Liver toxicity, and the other common side effects such as nausea, vomiting, abdominal pain, diarrhea and increased sweating, have shown to be reversible in a matter of weeks once the patient stops taking tacrine (JAMA, April 6, 1994). Of the patients in the Watkins study who withdrew from tacrine treatment due to liver toxicity, 88 per cent were able to resume taking the drug with no evidence of liver toxicity. This finding suggested to Watkins et al that the liver may be able to adapt to the toxic effects of tacrine over time, and could also explain why liver toxicity rarely developed beyond the initial 12 weeks of treatment (JAMA April 6, 1994).


Nobody knows, however, who among those who have had an adverse reaction will be able to tolerate the drug on a second ground, and the long-term effects are not known.


Furthermore, trials to date have been carried out on patients with mild to moderate AD who were in moderately good health. Elderly demented patients with multiple medical illnesses may be more likely to develop side effects (JAMA, November 11, 1992). It has also been suggested that patients with more severe disease do not benefit from tacrine therapy (New England Journal of Medicine, 1986:315; 214-5).

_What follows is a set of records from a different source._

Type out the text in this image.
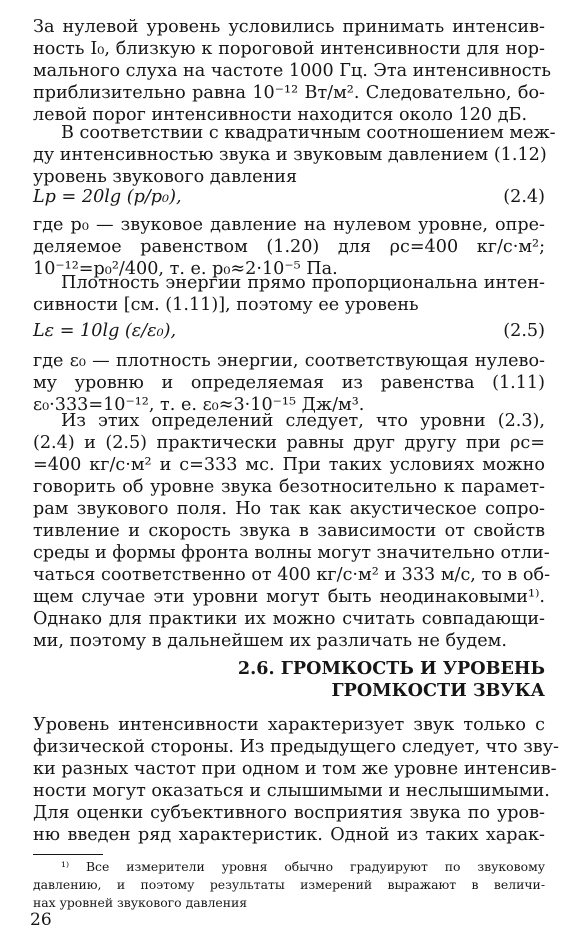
За нулевой уровень условились принимать интенсив-
ность I₀, близкую к пороговой интенсивности для нор-
мального слуха на частоте 1000 Гц. Эта интенсивность
приблизительно равна 10⁻¹² Вт/м². Следовательно, бо-
левой порог интенсивности находится около 120 дБ.
В соответствии с квадратичным соотношением меж-
ду интенсивностью звука и звуковым давлением (1.12)
уровень звукового давления
Lp = 20lg (p/p₀),	(2.4)
где p₀ — звуковое давление на нулевом уровне, опре-
деляемое равенством (1.20) для ρc=400 кг/с·м²;
10⁻¹²=p₀²/400, т. е. p₀≈2·10⁻⁵ Па.
Плотность энергии прямо пропорциональна интен-
сивности [см. (1.11)], поэтому ее уровень
Lε = 10lg (ε/ε₀),	(2.5)
где ε₀ — плотность энергии, соответствующая нулево-
му уровню и определяемая из равенства (1.11)
ε₀·333=10⁻¹², т. е. ε₀≈3·10⁻¹⁵ Дж/м³.
Из этих определений следует, что уровни (2.3),
(2.4) и (2.5) практически равны друг другу при ρc=
=400 кг/с·м² и c=333 мс. При таких условиях можно
говорить об уровне звука безотносительно к парамет-
рам звукового поля. Но так как акустическое сопро-
тивление и скорость звука в зависимости от свойств
среды и формы фронта волны могут значительно отли-
чаться соответственно от 400 кг/с·м² и 333 м/с, то в об-
щем случае эти уровни могут быть неодинаковыми¹⁾.
Однако для практики их можно считать совпадающи-
ми, поэтому в дальнейшем их различать не будем.
2.6. ГРОМКОСТЬ И УРОВЕНЬ
ГРОМКОСТИ ЗВУКА
Уровень интенсивности характеризует звук только с
физической стороны. Из предыдущего следует, что зву-
ки разных частот при одном и том же уровне интенсив-
ности могут оказаться и слышимыми и неслышимыми.
Для оценки субъективного восприятия звука по уров-
ню введен ряд характеристик. Одной из таких харак-
¹⁾ Все измерители уровня обычно градуируют по звуковому
давлению, и поэтому результаты измерений выражают в величи-
нах уровней звукового давления
26
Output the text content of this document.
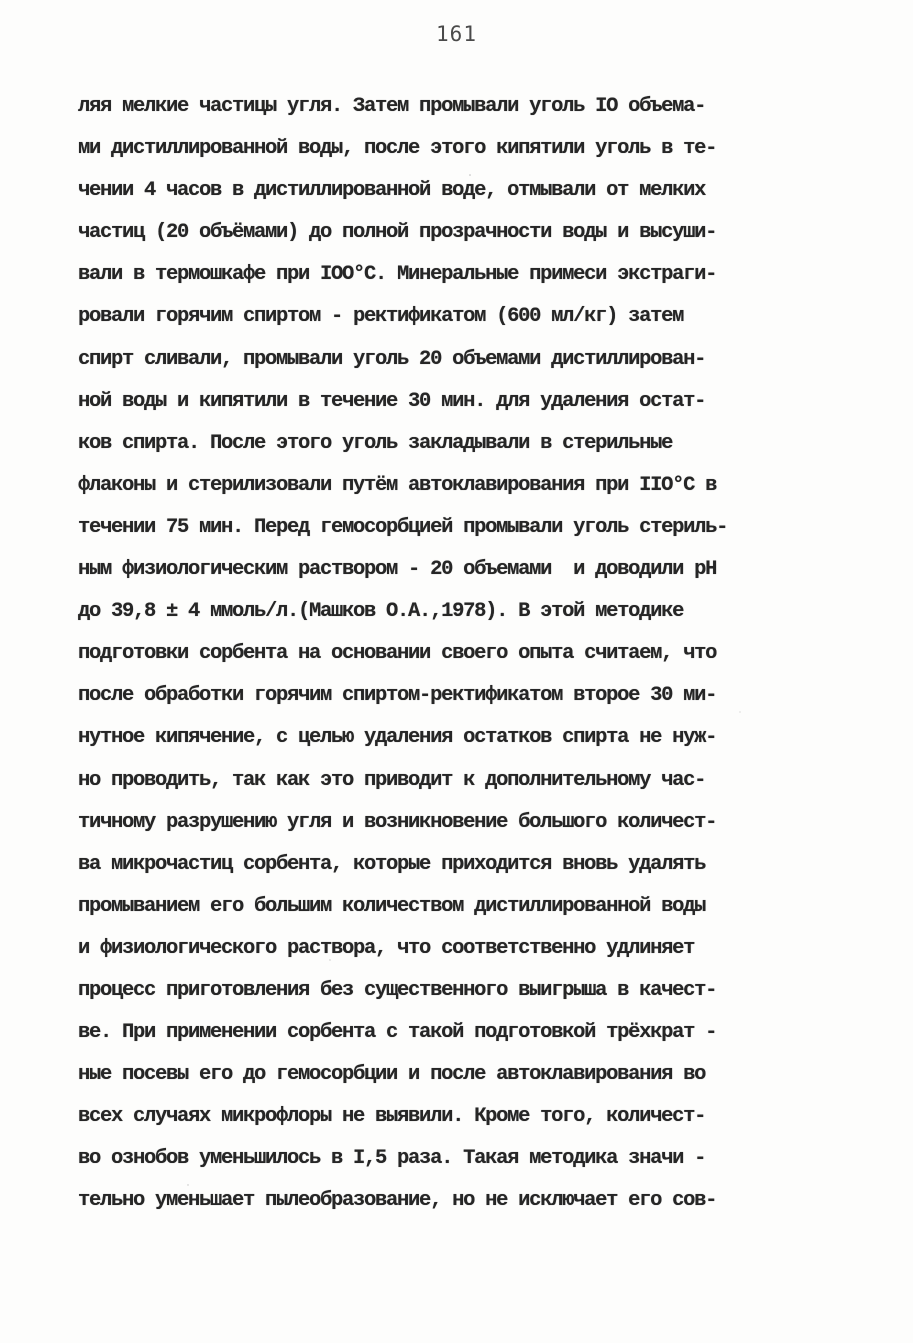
161
ляя мелкие частицы угля. Затем промывали уголь IO объема-
ми дистиллированной воды, после этого кипятили уголь в те-
чении 4 часов в дистиллированной воде, отмывали от мелких
частиц (20 объёмами) до полной прозрачности воды и высуши-
вали в термошкафе при IOO°C. Минеральные примеси экстраги-
ровали горячим спиртом - ректификатом (600 мл/кг) затем
спирт сливали, промывали уголь 20 объемами дистиллирован-
ной воды и кипятили в течение 30 мин. для удаления остат-
ков спирта. После этого уголь закладывали в стерильные
флаконы и стерилизовали путём автоклавирования при IIO°C в
течении 75 мин. Перед гемосорбцией промывали уголь стериль-
ным физиологическим раствором - 20 объемами  и доводили рН
до 39,8 ± 4 ммоль/л.(Машков О.А.,1978). В этой методике
подготовки сорбента на основании своего опыта считаем, что
после обработки горячим спиртом-ректификатом второе 30 ми-
нутное кипячение, с целью удаления остатков спирта не нуж-
но проводить, так как это приводит к дополнительному час-
тичному разрушению угля и возникновение большого количест-
ва микрочастиц сорбента, которые приходится вновь удалять
промыванием его большим количеством дистиллированной воды
и физиологического раствора, что соответственно удлиняет
процесс приготовления без существенного выигрыша в качест-
ве. При применении сорбента с такой подготовкой трёхкрат -
ные посевы его до гемосорбции и после автоклавирования во
всех случаях микрофлоры не выявили. Кроме того, количест-
во ознобов уменьшилось в I,5 раза. Такая методика значи -
тельно уменьшает пылеобразование, но не исключает его сов-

But are the known risks involved in tacrine treatment worth it? Few can even agree about that. An editorial in the BMJ (April 2, 1994) reported that “modest” beneficial effects of tacrine treatment had been reported in between 3 per cent and 50 per cent of trial subjects, with only a very few patients improving greatly. Another study (JAMA, April 6, 1994) gave a one-in-three chance of improvement with tacrine.


Dr Margaret Winkler, a senior editor of JAMA, warned that even if a patient does respond positively to tacrine “the decline associated with AD continues, and since the drug’s action is temporary, if administration of the drug is stopped, the patient’s cognition will return to the level expected if the drug had never been administered” (JAMA, April 6, 1994).